Das müssen Waldbesitzer tun
Fragen und Anworten zur derzeitigen Borkenkäfer-Plage in Markdorf:
Woran ist der Befall durch den Fichten-Borkenkäfer zu erkennen?
Betroffene Bäume verfärben sich in ihren Kronen von unten nach oben hin braun – Rinde fällt ab – am Boden finden sich grüne oder braune Nadeln – bei Trockenheit liegt Bohrmehl am Stammfuß.
Was müssen Waldbesitzer tun?
Sie haben ihre Fichtenbestände regelmäßig zu kontrollieren. Befallene Bäume sind umstandslos zu schlagen und aufzuarbeiten. Die Stämme sind zu entrinden und müssen in ausreichendem Abstand, 500 Meter, vom nächstgelegenen Fichtenwald gelagert werden. Nur im Notfall ist der Einsatz von Chemie erlaubt.
Ist mit finanziellen Einbußen zu rechnen?

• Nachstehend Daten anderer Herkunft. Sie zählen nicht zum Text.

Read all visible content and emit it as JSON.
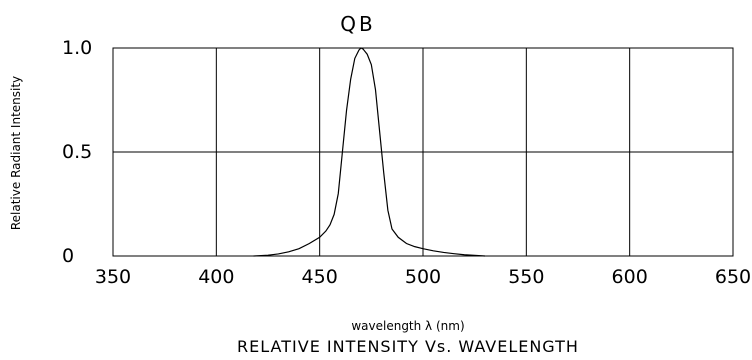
{
  "chart_data": {
    "type": "line",
    "title": "QB",
    "xlabel": "wavelength λ (nm)",
    "ylabel": "Relative Radiant Intensity",
    "caption": "RELATIVE INTENSITY Vs. WAVELENGTH",
    "xlim": [
      350,
      650
    ],
    "ylim": [
      0,
      1.0
    ],
    "x_ticks": [
      "350",
      "400",
      "450",
      "500",
      "550",
      "600",
      "650"
    ],
    "y_ticks": [
      {
        "value": 0,
        "label": "0"
      },
      {
        "value": 0.5,
        "label": "0.5"
      },
      {
        "value": 1.0,
        "label": "1.0"
      }
    ],
    "grid": true,
    "series": [
      {
        "values": [
          [
            418,
            0.0
          ],
          [
            425,
            0.004
          ],
          [
            430,
            0.01
          ],
          [
            435,
            0.02
          ],
          [
            440,
            0.035
          ],
          [
            445,
            0.06
          ],
          [
            450,
            0.09
          ],
          [
            453,
            0.12
          ],
          [
            455,
            0.15
          ],
          [
            457,
            0.2
          ],
          [
            459,
            0.3
          ],
          [
            461,
            0.5
          ],
          [
            463,
            0.7
          ],
          [
            465,
            0.85
          ],
          [
            467,
            0.95
          ],
          [
            469,
            0.99
          ],
          [
            470,
            1.0
          ],
          [
            471,
            0.995
          ],
          [
            473,
            0.97
          ],
          [
            475,
            0.92
          ],
          [
            477,
            0.8
          ],
          [
            479,
            0.6
          ],
          [
            481,
            0.4
          ],
          [
            483,
            0.22
          ],
          [
            485,
            0.13
          ],
          [
            488,
            0.09
          ],
          [
            492,
            0.06
          ],
          [
            496,
            0.045
          ],
          [
            500,
            0.035
          ],
          [
            505,
            0.025
          ],
          [
            510,
            0.017
          ],
          [
            515,
            0.011
          ],
          [
            520,
            0.006
          ],
          [
            525,
            0.003
          ],
          [
            530,
            0.0
          ]
        ]
      }
    ]
  }
}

Ja. Der starke Anfall von Käferholz senkt die Holzpreise auf ein niedriges Niveau
Ist bei Käferholz mit Qualitätseinbußen zu rechnen?
Seine statischen Eigenschaften behält es. Die Beeinträchtigung ist ästhetischer Art – es gibt eine Blau-Verfärbung
Sind auch Gartenbesitzer betroffen?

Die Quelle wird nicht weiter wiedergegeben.